The impending writedowns represent the latest blow
Tumbling crude prices will trigger a flood of oilfield writedowns starting this month after industry returns slumped to a 16-year low, calling into question half a decade of exploration.
With crude prices down more than 50 percent from their 2014 peak, fields as far-flung as Kazakhstan and Australia are no longer worth pumping, said a team of Citigroup Inc. (C:US) analysts led by Alastair Syme. Companies on the hook for risky, high-cost projects that don’t make sense in a $48-a-barrel market include international titans such as Royal Dutch Shell Plc (RDSA) and small wildcatters like Sanchez Energy Corp. (SN:US)
The impending writedowns represent the latest blow to an industry rocked by a combination of faltering demand growth and booming supplies from North American shale fields. The downturn threatens to wipe out more than $1.6 trillion in earnings for producing companies and nations this year. Oil explorers already are canceling drilling plans and laying off crews to conserve cash needed to cover dividend checks to investors and pay back debts.
Oil dipped to $47.55 a barrel today in New York, the lowest since April 2009. The decline represents a $4.4 billion drop in daily revenue for oil producers, which equates to $1.6 trillion on an annualized basis, Citigroup researchers led by Edward Morse said in a Jan. 4 note to clients.

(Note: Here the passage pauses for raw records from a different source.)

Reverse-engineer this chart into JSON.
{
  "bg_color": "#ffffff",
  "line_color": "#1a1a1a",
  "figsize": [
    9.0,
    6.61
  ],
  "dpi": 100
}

The oil-market rout is exposing projects dating as far back as 2009 that were either poorly executed or bad ideas to begin with, Syme’s team said in a note to clients. Shell, Europe’s largest energy producer, may have as much as 5 percent of its capital tied up in money-losing projects. For U.K.-based BG Group Plc (BG/), the figure could be as high as 8 percent, according to the Citi analysts.